Januari 2024 menandai bulan kedelapan berturut-turut yang menjadi bulan paling hangat sepanjang sejarah untuk bulan yang bersangkutan dalam setahun – rangkaian yang dimulai pada Juni 2023 dan berakhir pada Juni 2024.
(Al Jazeera)
FEBRUARI
Pada bulan Februari, Belahan Bumi Utara menyelesaikan musim dingin terhangat dalam sejarah, sementara suhu laut melonjak ke level yang belum pernah terjadi sebelumnya.
Suhu permukaan laut global rata-rata mencapai 21,09C (69,8F), melampaui rekor sebelumnya sebesar 20,98C (69,77F) yang ditetapkan pada Agustus 2023.
(Al Jazeera)
Meskipun kenaikan ini sebagian disebabkan oleh pola iklim El Nino, yang menyebabkan perairan hangat yang tidak biasa di Pasifik timur, jangkauannya lebih luas.
“Yang lebih mengejutkan adalah bahwa suhu permukaan laut berada pada level rekor di daerah yang jauh dari pusat El Nino, seperti Samudera Atlantik tropis dan Samudera Hindia,” catat Richard Allan, seorang ilmuwan iklim di Universitas Reading, menekankan dampak yang mendalam dari peningkatan emisi gas rumah kaca terhadap pemanasan global.
JUNI
Saat suhu laut meningkat, penguapan menjadi lebih cepat, mentransfer lebih banyak panas dari lautan ke udara.

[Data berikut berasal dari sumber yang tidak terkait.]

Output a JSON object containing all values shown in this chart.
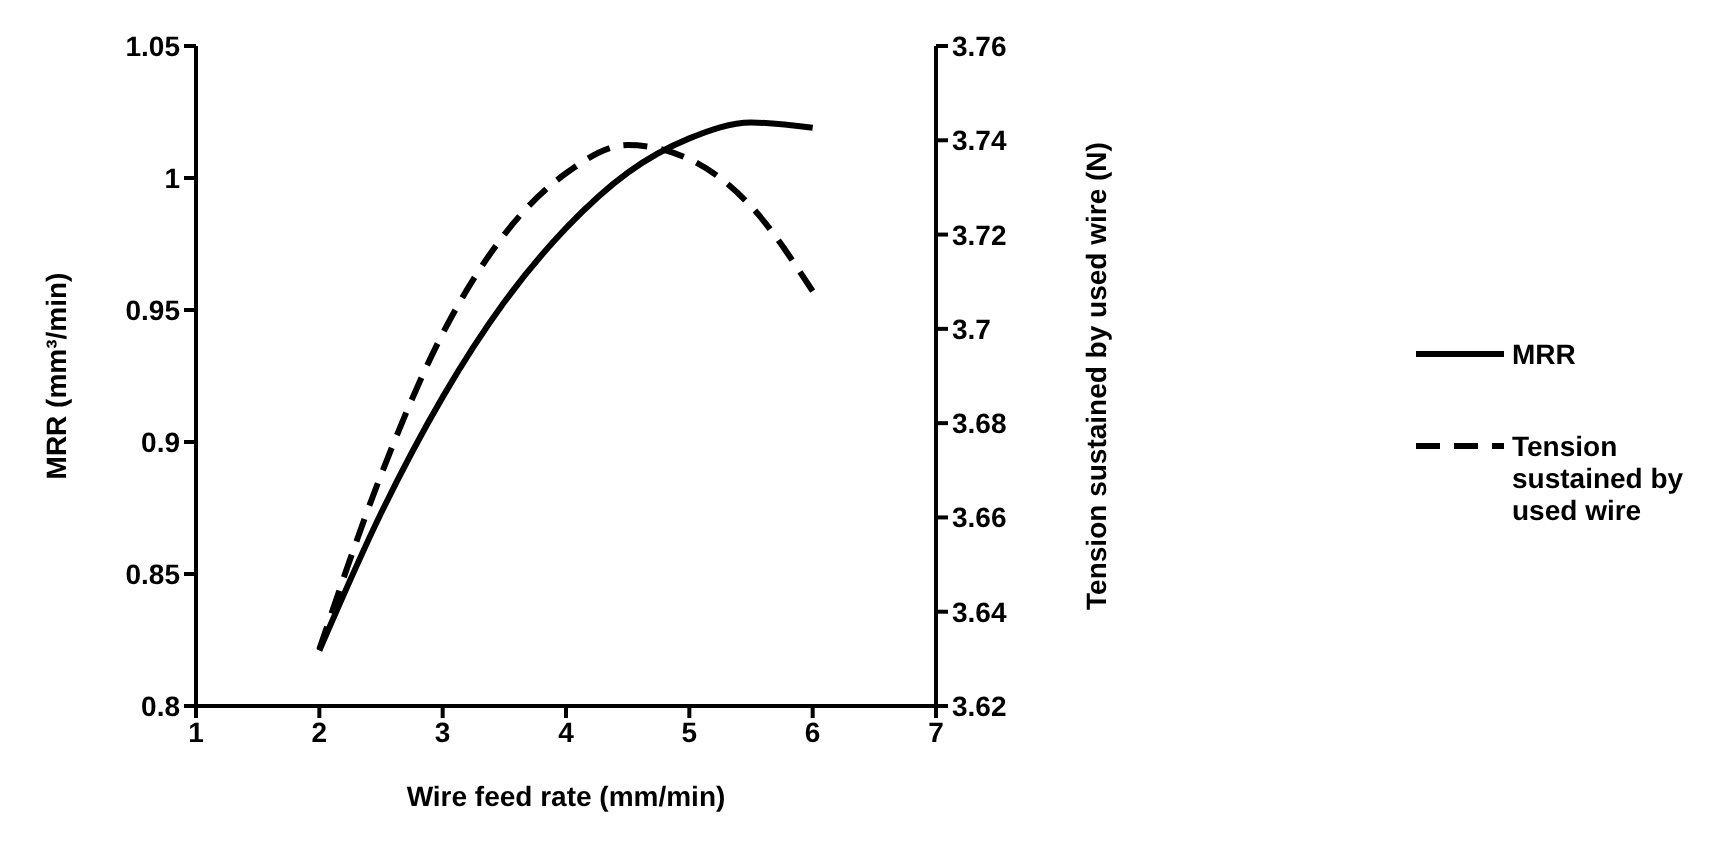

Ketika badai bergerak melintasi lautan yang hangat, mereka menyerap lebih banyak uap air dan panas.
Hal ini menyebabkan angin yang lebih kuat, hujan yang lebih deras, dan banjir yang lebih besar ketika badai mencapai daratan. Hal ini terjadi ketika Atlantik memasuki musim badai pada bulan Juni.
Badai Beryl, badai pertama musim ini, merupakan badai Category 5 terawal yang pernah tercatat di Atlantik, menurut Organisasi Meteorologi Dunia Perserikatan Bangsa-Bangsa. Badai Category 5 menyebabkan kerusakan yang sangat parah dengan angin sebesar 157mph (252km/jam) atau lebih.
Beryl terbentuk di Samudera Atlantik pada 28 Juni dan dengan cepat mengintensifkan diri menjadi badai besar. Antara 29 Juni dan pagi 30 Juni, anginnya melonjak 65 mil per jam, mencapai status Category 4 “sangat berbahaya.”